Of course a Street Fighter fan would dig this up and like it…. Well, shortly after the arcade game’s release, hoards of adolescence’s majority dropped billions of quarters in to play the game. Sure, I waited till it hit the Sega Genesis—and Super Street Fighter II—but the spirit of gaming was still there. I played the game for minutes at a time, bought into the whole franchise. Lunchboxes, posters, action figures—they weren’t for me. But I did see the travesty of the movie, written and directed by Bucks County, PA’s very own Steven E. de Souza. And I did collect the entire “Street Fighter Alpha” series. And I did own two versions of the anime cartoon—one in a yelow box and another in the red box that had more blood and Chun-Li in a shower scene! (oh those Japanese people, thinking drawings of women are worth putting in showers in every single goddamn cartoon—one of many reasons I stopped watching anime, but I digress…)

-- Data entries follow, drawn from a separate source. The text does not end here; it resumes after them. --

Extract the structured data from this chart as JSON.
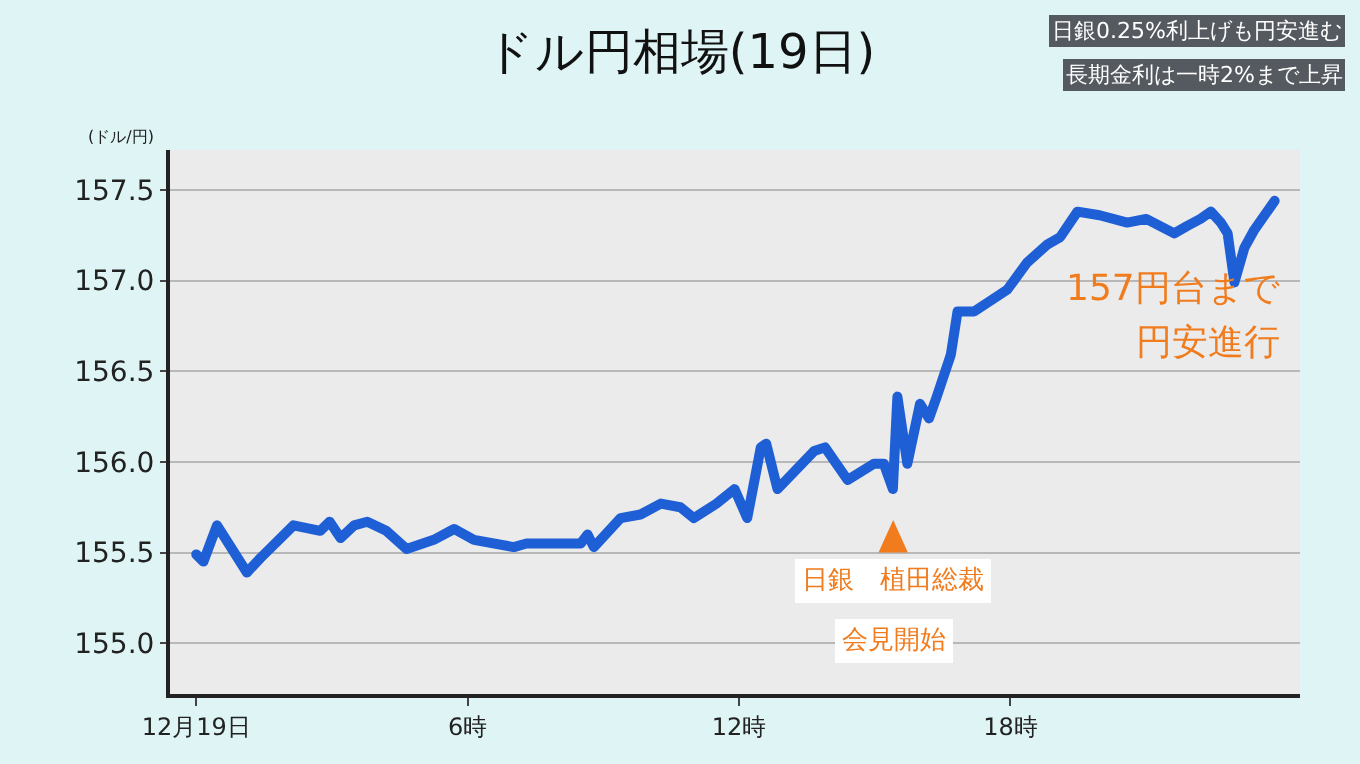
{
  "chart_data": {
    "type": "line",
    "title": "ドル円相場(19日)",
    "ylabel": "(ドル/円)",
    "x": [
      0,
      0.16,
      0.46,
      1.12,
      1.42,
      2.15,
      2.74,
      2.95,
      3.19,
      3.49,
      3.78,
      4.2,
      4.65,
      5.25,
      5.7,
      6.14,
      7.02,
      7.3,
      8.5,
      8.65,
      8.79,
      9.38,
      9.82,
      10.27,
      10.7,
      11.0,
      11.5,
      11.9,
      12.18,
      12.48,
      12.6,
      12.85,
      13.66,
      13.9,
      14.4,
      14.98,
      15.2,
      15.4,
      15.5,
      15.72,
      16.0,
      16.2,
      16.37,
      16.68,
      16.83,
      17.2,
      17.93,
      18.37,
      18.82,
      19.1,
      19.48,
      19.97,
      20.58,
      21.0,
      21.62,
      21.9,
      22.2,
      22.43,
      22.65,
      22.8,
      22.95,
      23.17,
      23.39,
      23.84
    ],
    "series": [
      {
        "color": "#1f5fd6",
        "values": [
          155.49,
          155.45,
          155.65,
          155.39,
          155.47,
          155.65,
          155.62,
          155.67,
          155.58,
          155.65,
          155.67,
          155.62,
          155.52,
          155.57,
          155.63,
          155.57,
          155.53,
          155.55,
          155.55,
          155.6,
          155.53,
          155.69,
          155.71,
          155.77,
          155.75,
          155.69,
          155.77,
          155.85,
          155.69,
          156.08,
          156.1,
          155.85,
          156.06,
          156.08,
          155.9,
          155.99,
          155.99,
          155.85,
          156.36,
          155.99,
          156.32,
          156.24,
          156.36,
          156.59,
          156.83,
          156.83,
          156.95,
          157.1,
          157.2,
          157.24,
          157.38,
          157.36,
          157.32,
          157.34,
          157.26,
          157.3,
          157.34,
          157.38,
          157.32,
          157.26,
          156.99,
          157.18,
          157.28,
          157.44
        ]
      }
    ],
    "xlim": [
      -0.58,
      24.4
    ],
    "xticks": [
      {
        "value": 0,
        "label": "12月19日"
      },
      {
        "value": 6,
        "label": "6時"
      },
      {
        "value": 12,
        "label": "12時"
      },
      {
        "value": 18,
        "label": "18時"
      }
    ],
    "ylim": [
      154.72,
      157.72
    ],
    "yticks": [
      {
        "value": 155,
        "label": "155.0"
      },
      {
        "value": 155.5,
        "label": "155.5"
      },
      {
        "value": 156,
        "label": "156.0"
      },
      {
        "value": 156.5,
        "label": "156.5"
      },
      {
        "value": 157,
        "label": "157.0"
      },
      {
        "value": 157.5,
        "label": "157.5"
      }
    ],
    "grid": "y",
    "marker": "none",
    "line_style": "solid",
    "annotations": [
      "日銀　植田総裁",
      "会見開始",
      "157円台まで",
      "円安進行",
      "日銀0.25%利上げも円安進む",
      "長期金利は一時2%まで上昇"
    ]
  }
}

“Street Fighter: The Later Years,” created by CollegeHumor director-man Sam Reich, regarded the original combatants from the hit Capcom game “Street Fighter II.” The story, told in nine parts, turns the game’s storyline upside down and gets everyone together for some good ole past time fun.
Over fifteen years after the arcade release of “Street Fighter II,” we find most of the fighters in dead-end jobs. Zangief is a janitor. Dhalsim, a taxi cab driver. They find each other by happenstance and decide to hold just one more tournament. For old time’s sake. They enlist the help of a retired, wheelchair-bound M. Bison for training. Sagat has gone crazy, and lives with Bison.
E. Honda is dead. Guile vends hot dogs from a cart. Ken works at a video game company. Balrog does building security. Chun Li, of course, runs a dry cleaning shop, and Blanka joined the union to become an electrical worker. Vega is a soap opera actor. Ryu is the only one who seems to have found relative success, selling instructional videotapes on how to hadouken.
And yet, despite the death of Honda, they all gather together for one final fight.
While it seems rather odd and coincidental that everyone happens to live in NYC (even Capcom corporate offices); and while the comedy sometimes falls flat, and the melodrama too thin—it still does the trick that nostalgia does to older people. Remembering old days, when you used to sit in your room with your friends, playing Super Street Fighter II, and saying, “If you pause it right there, you could see her underwear.”